Kamar Kos di Semolowaru Surabaya Terbakar Saat Penghuni Keluar Makan, Diduga Akibat Korsleting Listrik

SURABAYA, Infopol.news – Sebuah kamar kos khusus laki-laki di Jalan Semolowaru Tengah Gang 14 Nomor 23, Kota Surabaya, terbakar saat penghuninya sedang keluar mencari makan, Sabtu (4/7/2026) sekitar pukul 19.00 WIB. Kebakaran diduga dipicu korsleting listrik yang berasal dari bagian plafon.

Peristiwa tersebut menghanguskan satu kamar di lantai dua yang dihuni Bima, warga asal Babat, Kabupaten Lamongan.

Salah seorang penghuni kos, Boris, warga asal Jakarta, mengaku berada di lantai dua ketika insiden terjadi. Ia mendengar suara seperti ledakan sebelum mengetahui kobaran api berasal dari kamar di sebelahnya.

“Tiba-tiba saya mendengar suara seperti ledakan. Saat keluar kamar, saya melihat kamar sebelah sudah terbakar. Saya langsung berteriak memberi tahu penghuni lain kalau terjadi kebakaran,” ujar Boris.

Menurut Boris, saat api mulai membesar, penghuni kamar yang terbakar sedang tidak berada di lokasi. Tak lama kemudian, Bima datang setelah mendapat kabar dan langsung membuka pintu kamarnya untuk membantu proses pemadaman.

“Saya sempat menyelamatkan laptop dan barang berharga di kamar saya, kemudian ikut membantu memadamkan api,” katanya.

Boris menambahkan, api diduga berasal dari bagian plafon dan tidak sempat merambat ke kamar lainnya.

“Sumber api terlihat dari plafon. Dugaan sementara akibat korsleting listrik,” ujarnya.

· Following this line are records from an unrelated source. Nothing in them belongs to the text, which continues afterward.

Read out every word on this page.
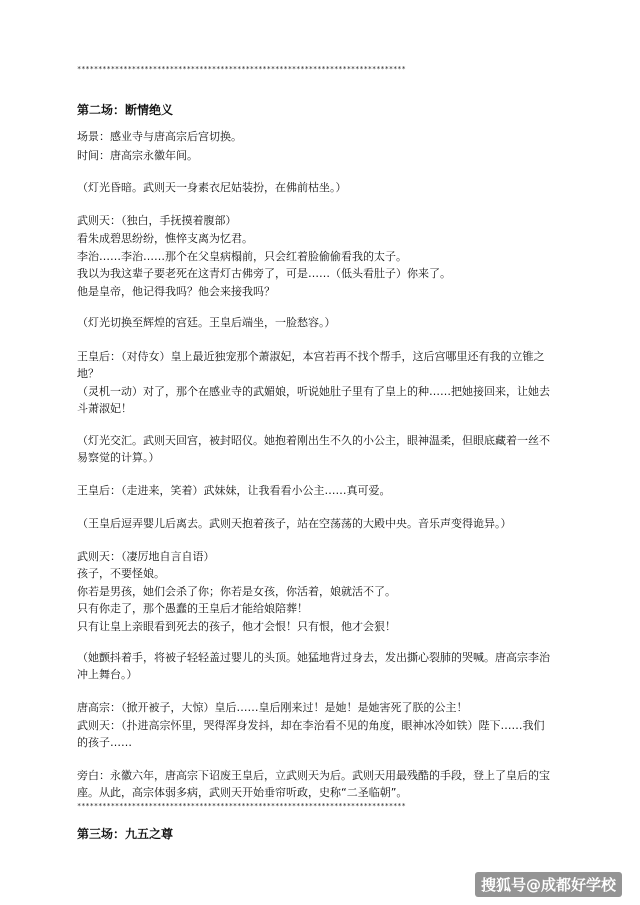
******************************************************************************
第二场：断情绝义
场景：感业寺与唐高宗后宫切换。
时间：唐高宗永徽年间。
（灯光昏暗。武则天一身素衣尼姑装扮，在佛前枯坐。）
武则天：（独白，手抚摸着腹部）
看朱成碧思纷纷，憔悴支离为忆君。
李治……李治……那个在父皇病榻前，只会红着脸偷偷看我的太子。
我以为我这辈子要老死在这青灯古佛旁了，可是……（低头看肚子）你来了。
他是皇帝，他记得我吗？他会来接我吗？
（灯光切换至辉煌的宫廷。王皇后端坐，一脸愁容。）
王皇后：（对侍女）皇上最近独宠那个萧淑妃，本宫若再不找个帮手，这后宫哪里还有我的立锥之
地？
（灵机一动）对了，那个在感业寺的武媚娘，听说她肚子里有了皇上的种……把她接回来，让她去
斗萧淑妃！
（灯光交汇。武则天回宫，被封昭仪。她抱着刚出生不久的小公主，眼神温柔，但眼底藏着一丝不
易察觉的计算。）
王皇后：（走进来，笑着）武妹妹，让我看看小公主……真可爱。
（王皇后逗弄婴儿后离去。武则天抱着孩子，站在空荡荡的大殿中央。音乐声变得诡异。）
武则天：（凄厉地自言自语）
孩子，不要怪娘。
你若是男孩，她们会杀了你；你若是女孩，你活着，娘就活不了。
只有你走了，那个愚蠢的王皇后才能给娘陪葬！
只有让皇上亲眼看到死去的孩子，他才会恨！只有恨，他才会狠！
（她颤抖着手，将被子轻轻盖过婴儿的头顶。她猛地背过身去，发出撕心裂肺的哭喊。唐高宗李治
冲上舞台。）
唐高宗：（掀开被子，大惊）皇后……皇后刚来过！是她！是她害死了朕的公主！
武则天：（扑进高宗怀里，哭得浑身发抖，却在李治看不见的角度，眼神冰冷如铁）陛下……我们
的孩子……
旁白：永徽六年，唐高宗下诏废王皇后，立武则天为后。武则天用最残酷的手段，登上了皇后的宝
座。从此，高宗体弱多病，武则天开始垂帘听政，史称“二圣临朝”。
******************************************************************************
第三场：九五之尊
搜狐号@成都好学校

Sementara itu, Bima mengaku saat kejadian dirinya sedang membeli makan di sekitar kos dan sempat mampir ke tempat temannya. Ia baru mengetahui kamarnya terbakar setelah menerima informasi dari grup WhatsApp penghuni kos.

“Saya tahu dari grup WhatsApp penghuni kos kalau kamar saya terbakar. Saya langsung pulang, membuka kamar, dan ikut memadamkan api,” kata Bima.

Bima menegaskan sebelum meninggalkan kamar seluruh peralatan listrik telah dimatikan, termasuk mencabut kabel dari sakelar listrik.

Petugas pemadam kebakaran yang tiba di lokasi segera melakukan pembasahan untuk memastikan tidak ada titik api yang tersisa dan mencegah kebakaran kembali terjadi.

Akibat kejadian tersebut, sejumlah barang milik korban, di antaranya sebuah laptop dan tempat tidur, dilaporkan hangus terbakar. Tidak ada korban jiwa dalam peristiwa tersebut, sementara penyebab pasti kebakaran masih menunggu hasil penyelidikan lebih lanjut.